Pasé desde mi pupilaje al Colegio Trilingüe [en las escuelas menores, con casi quince años, en 1708] en donde me vistieron una beca que alcanzó mi padre de la Universidad de Salamanca. Fui examinado, como es costumbre, en el claustro de diputados de aquella Universidad; y, según la cuenta, o me suplieron como a niño o correspondí a satisfacción de los examinadores, porque no faltó voto. Empecé la tarea de los que llaman estudios mayores, y la vida de colegial a los trece años, bien descontento y enojado, porque yo quería detenerme más tiempo con el trompo y la matraca, pareciéndome que era muy temprano para meterme a hombre y encerrarme en la melancolía de aquel caserón. 

Estaba de rector del colegio, en la coyuntura de mi entrada, un clérigo virtuoso de vida irreprehensible, pero ya viejo, enfermo y aburrido de lidiar con los jóvenes, que se creían encerrados en aquella casa. Sus achaques, la vejez y los anteriores trabajos lo tenían sujeto a la cama muchas horas del día y muchos meses del año. Y, con esta seguridad y el ejemplo de otros colegiales amigos del ocio, la pereza y las diversiones inútiles, iba insensiblemente perdiendo la inocencia y amontonando una población de vicios y desórdenes en el alma. Halleme sin guardián, sin celador y sin maestro, y empezó mi espíritu a desarrebujar las locuras del humor y las inconsideraciones de la edad con increíble desuello e insolencia. 

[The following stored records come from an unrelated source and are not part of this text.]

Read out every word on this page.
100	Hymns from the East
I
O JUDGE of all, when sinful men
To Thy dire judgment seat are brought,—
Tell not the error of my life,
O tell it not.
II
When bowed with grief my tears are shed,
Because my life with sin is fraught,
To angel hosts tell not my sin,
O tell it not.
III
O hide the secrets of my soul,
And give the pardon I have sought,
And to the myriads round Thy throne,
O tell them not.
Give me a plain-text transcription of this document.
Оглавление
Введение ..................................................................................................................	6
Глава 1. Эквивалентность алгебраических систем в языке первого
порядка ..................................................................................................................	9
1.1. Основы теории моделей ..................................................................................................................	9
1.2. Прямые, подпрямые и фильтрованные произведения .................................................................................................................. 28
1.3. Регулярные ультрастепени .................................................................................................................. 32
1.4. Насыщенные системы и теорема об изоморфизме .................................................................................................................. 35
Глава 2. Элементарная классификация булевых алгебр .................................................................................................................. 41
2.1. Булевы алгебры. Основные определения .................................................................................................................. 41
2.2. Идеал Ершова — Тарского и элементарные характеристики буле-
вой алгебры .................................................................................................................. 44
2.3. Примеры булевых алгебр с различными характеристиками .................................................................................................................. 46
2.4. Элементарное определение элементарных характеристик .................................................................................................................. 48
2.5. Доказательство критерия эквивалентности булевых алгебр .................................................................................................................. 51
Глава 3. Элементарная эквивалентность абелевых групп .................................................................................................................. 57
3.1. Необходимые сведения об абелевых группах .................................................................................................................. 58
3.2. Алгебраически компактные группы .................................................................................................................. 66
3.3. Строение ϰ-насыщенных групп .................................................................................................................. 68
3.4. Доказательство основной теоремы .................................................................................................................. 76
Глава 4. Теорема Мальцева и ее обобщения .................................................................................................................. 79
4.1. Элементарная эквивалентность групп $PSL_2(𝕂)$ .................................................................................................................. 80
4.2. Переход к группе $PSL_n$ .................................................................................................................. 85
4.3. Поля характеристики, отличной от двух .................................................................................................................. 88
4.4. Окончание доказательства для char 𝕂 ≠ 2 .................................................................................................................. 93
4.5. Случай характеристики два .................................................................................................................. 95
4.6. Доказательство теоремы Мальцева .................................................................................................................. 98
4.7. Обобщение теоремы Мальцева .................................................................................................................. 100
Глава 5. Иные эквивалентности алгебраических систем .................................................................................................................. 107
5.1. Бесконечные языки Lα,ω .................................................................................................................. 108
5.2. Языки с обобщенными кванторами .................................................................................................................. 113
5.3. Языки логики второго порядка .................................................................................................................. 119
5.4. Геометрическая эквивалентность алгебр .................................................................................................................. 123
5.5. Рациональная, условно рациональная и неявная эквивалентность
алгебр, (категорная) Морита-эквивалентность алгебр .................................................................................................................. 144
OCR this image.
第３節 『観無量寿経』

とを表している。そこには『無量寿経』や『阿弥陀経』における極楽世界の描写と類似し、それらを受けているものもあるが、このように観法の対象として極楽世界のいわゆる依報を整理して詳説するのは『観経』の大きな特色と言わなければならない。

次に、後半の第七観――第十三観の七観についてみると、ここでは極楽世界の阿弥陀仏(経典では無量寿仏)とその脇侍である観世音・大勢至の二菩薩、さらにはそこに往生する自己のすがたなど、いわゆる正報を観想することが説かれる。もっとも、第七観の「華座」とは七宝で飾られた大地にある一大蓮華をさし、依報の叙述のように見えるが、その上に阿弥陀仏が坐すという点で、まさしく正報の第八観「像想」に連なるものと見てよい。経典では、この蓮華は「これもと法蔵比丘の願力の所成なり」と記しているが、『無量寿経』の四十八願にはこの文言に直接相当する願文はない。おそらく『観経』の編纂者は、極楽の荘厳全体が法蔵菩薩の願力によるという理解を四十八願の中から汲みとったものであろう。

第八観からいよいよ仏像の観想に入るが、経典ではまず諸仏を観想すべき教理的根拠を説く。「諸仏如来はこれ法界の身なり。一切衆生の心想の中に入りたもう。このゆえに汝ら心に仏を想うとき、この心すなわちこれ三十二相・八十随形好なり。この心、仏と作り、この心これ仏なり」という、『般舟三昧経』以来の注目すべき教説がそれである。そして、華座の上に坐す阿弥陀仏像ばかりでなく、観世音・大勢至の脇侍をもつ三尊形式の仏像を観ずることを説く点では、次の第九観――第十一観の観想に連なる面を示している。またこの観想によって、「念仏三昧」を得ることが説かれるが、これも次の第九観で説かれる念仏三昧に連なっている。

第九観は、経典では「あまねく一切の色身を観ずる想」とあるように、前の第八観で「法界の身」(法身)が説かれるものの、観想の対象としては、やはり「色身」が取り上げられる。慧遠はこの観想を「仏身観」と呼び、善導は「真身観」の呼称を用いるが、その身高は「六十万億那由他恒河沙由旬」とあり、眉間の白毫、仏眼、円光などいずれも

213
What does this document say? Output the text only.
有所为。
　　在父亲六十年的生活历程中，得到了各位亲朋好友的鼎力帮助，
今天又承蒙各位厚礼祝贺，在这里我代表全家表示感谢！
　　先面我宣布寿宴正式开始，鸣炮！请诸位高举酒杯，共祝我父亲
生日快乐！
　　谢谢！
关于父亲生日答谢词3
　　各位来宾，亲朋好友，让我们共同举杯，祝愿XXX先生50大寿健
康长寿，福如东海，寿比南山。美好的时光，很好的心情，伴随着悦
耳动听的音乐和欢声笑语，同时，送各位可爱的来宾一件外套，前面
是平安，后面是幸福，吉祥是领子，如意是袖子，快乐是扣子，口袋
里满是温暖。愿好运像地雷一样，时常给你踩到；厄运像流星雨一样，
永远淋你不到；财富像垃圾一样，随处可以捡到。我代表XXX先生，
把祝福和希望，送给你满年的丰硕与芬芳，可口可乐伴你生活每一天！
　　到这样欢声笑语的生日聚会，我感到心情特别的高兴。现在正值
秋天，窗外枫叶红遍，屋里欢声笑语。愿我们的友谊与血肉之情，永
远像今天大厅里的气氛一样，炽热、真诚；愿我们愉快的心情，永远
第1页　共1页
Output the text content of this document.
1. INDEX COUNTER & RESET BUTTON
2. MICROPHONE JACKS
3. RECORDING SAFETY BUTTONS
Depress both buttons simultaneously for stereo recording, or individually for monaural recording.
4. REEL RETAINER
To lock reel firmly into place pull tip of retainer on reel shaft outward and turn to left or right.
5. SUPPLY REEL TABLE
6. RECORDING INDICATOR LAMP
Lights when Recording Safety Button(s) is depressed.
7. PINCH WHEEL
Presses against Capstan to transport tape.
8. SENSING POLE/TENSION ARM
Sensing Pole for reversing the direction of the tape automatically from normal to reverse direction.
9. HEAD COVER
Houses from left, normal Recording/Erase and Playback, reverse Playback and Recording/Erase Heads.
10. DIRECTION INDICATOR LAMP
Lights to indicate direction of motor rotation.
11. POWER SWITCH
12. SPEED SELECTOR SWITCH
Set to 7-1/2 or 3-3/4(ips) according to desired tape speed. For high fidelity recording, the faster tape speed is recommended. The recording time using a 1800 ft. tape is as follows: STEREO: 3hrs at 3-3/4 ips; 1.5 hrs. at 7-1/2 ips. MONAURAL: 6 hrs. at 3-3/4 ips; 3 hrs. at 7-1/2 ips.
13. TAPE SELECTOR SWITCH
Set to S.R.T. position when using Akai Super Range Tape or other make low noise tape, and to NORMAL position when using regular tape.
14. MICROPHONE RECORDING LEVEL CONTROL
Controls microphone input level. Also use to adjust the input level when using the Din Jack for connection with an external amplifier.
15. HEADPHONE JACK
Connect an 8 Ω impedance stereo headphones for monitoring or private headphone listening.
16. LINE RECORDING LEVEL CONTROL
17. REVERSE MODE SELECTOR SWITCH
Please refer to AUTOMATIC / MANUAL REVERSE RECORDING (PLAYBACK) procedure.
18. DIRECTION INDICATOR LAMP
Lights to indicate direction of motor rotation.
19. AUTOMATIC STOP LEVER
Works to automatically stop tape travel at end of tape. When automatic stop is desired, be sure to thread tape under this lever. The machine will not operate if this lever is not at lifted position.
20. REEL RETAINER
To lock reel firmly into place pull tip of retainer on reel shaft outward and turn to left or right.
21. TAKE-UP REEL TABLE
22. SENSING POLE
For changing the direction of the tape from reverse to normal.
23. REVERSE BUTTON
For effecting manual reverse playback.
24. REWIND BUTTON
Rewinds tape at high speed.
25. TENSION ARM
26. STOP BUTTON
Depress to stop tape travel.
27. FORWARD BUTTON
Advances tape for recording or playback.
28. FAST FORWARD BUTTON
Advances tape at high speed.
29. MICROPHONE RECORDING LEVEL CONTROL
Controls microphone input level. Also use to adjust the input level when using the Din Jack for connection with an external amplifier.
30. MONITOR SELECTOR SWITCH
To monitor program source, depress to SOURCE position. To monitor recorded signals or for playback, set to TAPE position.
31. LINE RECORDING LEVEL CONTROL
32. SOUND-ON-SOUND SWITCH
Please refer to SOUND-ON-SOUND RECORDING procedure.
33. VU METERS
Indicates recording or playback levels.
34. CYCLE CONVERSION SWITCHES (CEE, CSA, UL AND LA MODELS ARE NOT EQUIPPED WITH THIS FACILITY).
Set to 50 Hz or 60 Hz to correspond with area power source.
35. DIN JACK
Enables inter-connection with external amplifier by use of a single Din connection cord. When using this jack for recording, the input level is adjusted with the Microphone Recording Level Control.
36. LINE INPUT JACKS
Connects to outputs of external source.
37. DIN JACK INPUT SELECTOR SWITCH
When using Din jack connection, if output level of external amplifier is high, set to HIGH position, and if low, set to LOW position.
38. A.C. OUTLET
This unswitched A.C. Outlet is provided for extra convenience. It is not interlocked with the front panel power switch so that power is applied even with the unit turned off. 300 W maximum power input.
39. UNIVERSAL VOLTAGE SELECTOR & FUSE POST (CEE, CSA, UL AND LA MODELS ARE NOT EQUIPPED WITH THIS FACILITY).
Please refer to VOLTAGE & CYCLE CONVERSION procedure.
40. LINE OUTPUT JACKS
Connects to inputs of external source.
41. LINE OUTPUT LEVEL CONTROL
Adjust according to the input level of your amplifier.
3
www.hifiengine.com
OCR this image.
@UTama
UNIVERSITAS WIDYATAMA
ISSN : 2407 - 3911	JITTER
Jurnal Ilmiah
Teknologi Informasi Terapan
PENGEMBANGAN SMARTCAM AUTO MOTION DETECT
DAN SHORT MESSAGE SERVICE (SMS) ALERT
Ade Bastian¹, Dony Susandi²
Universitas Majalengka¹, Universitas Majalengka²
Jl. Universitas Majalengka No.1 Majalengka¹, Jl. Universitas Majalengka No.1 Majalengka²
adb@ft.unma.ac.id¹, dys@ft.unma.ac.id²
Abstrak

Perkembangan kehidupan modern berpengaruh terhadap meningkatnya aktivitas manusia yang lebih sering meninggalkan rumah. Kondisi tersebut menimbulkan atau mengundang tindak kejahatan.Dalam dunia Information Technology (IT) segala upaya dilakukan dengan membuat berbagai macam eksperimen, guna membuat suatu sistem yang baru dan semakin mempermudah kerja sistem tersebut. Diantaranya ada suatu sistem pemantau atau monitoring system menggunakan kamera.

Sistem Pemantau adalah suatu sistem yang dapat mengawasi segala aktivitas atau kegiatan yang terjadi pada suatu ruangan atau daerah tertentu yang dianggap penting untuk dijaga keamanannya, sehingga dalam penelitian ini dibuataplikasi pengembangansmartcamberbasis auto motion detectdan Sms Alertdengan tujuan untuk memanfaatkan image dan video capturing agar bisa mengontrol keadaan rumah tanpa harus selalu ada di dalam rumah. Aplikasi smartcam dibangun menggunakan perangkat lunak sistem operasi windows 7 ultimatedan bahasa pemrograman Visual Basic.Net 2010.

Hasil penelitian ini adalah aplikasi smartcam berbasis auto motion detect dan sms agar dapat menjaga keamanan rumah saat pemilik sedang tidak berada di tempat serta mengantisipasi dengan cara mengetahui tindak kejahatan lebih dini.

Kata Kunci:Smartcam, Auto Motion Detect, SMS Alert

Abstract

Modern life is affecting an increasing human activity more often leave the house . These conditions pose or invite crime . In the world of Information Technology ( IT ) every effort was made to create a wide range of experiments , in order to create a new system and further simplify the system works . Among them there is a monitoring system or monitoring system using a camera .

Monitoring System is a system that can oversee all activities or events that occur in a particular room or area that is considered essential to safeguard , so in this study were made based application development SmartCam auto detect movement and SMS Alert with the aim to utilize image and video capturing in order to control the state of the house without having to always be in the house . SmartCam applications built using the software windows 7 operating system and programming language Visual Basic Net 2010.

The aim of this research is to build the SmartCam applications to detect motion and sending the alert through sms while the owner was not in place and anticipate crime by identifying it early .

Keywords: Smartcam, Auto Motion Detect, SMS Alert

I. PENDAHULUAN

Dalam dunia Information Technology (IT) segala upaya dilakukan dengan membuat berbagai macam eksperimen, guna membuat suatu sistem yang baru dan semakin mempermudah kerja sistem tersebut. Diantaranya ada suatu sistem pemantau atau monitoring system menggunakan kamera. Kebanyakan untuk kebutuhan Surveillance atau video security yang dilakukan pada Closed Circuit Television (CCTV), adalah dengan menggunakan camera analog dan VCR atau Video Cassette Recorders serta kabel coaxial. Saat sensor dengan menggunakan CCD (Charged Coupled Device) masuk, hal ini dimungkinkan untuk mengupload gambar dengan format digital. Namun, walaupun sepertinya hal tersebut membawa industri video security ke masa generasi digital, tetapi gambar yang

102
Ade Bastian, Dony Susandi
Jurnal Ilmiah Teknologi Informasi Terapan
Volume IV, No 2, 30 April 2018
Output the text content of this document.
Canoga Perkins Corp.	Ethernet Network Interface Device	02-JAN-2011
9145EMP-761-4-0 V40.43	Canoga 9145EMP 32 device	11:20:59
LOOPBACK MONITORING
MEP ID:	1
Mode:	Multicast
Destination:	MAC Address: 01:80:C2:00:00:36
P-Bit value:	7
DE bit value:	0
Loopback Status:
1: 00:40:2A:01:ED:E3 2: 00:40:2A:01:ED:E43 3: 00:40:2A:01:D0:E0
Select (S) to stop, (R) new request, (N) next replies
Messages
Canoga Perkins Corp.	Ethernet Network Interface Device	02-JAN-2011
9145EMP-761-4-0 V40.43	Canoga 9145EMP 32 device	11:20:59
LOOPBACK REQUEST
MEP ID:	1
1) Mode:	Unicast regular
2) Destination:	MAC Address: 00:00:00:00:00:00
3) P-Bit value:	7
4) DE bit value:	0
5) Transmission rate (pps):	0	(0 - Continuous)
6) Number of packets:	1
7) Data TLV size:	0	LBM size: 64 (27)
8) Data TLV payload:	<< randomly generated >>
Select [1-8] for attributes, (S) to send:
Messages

El gusto de mis padres y el apoyo del clérigo rector me destinaron para que estudiase la Filosofía; y señalándome el maestro a quien había de oír, que fue el padre Pedro de Portocarrero, de la Compañía de Jesús, comencé esta carrera descuidado y menos medroso, porque ya me consideraba libre de los castigos, dueño de mi voluntad y señor absoluto de mis acciones y disparates. Acudía tarde e ignorante a las conferencias, miraba sin atención las lecciones, retozaba y reñía con mis condiscípulos (no obstante las reverendas [atributos respetables] de la beca colorada). Metíme a bufón y desvergonzado con los nuevos y profesé de truhán, descocado y decidor con todos, sin reservar las gravedades del maestro. Seguía en el aula –a pesar de las correcciones, avisos y asperezas del lector– este género de alegrías peligrosas, y en el colegio continuaba con mis compañeros otros desórdenes y libertades que bastaron para hacerme holgazán y perdulario. 

Huyendo muchos días de la aula y no estudiando ninguno, llegué arrastrando hasta las últimas cuestiones de la Lógica. Viendo el lector que perdía el tiempo y que no me enmendaban los consejos ni me contenían las correcciones ni las amenazas, citó una tarde a mi padre y al rector del colegio para argüirme, avergonzarme y reprehenderme en su presencia. Yo tuve noticia de esta prevención por un condiscípulo; y antes que llegasen a cogerme en la junta, rompí delante del lector los cartapacios que le había mal escrito y le dije, con osada deliberación, que no quería estudiar. Apretome en respuesta unas cuantas manotadas y mandó que me agarrasen los demás muchachos, los que me tuvieron asido hasta que llegaron el rector y mi padre. Metiéronme a empujones en un  apartamiento de la sacristía, que llaman la trastera, y allí me hicieron los cargos y las datas [«me ajustaron las cuentas»]. Aconsejábanme a coces y advertíanme a gritos; yo recogía de mala gana los unos y los otros. Hice el sordo, el sufrido y el enmendado. Y después que salí de sus uñas, hice también el propósito de no volver a la aula y, como era malo, lo cumplí puntualmente. Y estas han sido todas las lecciones, los actos, los cursos y los ejercicios que hice en la Universidad de Salamanca. Unos retazos lógicos muy mal vistos fueron todos los adornos y elementos de mis estudios. 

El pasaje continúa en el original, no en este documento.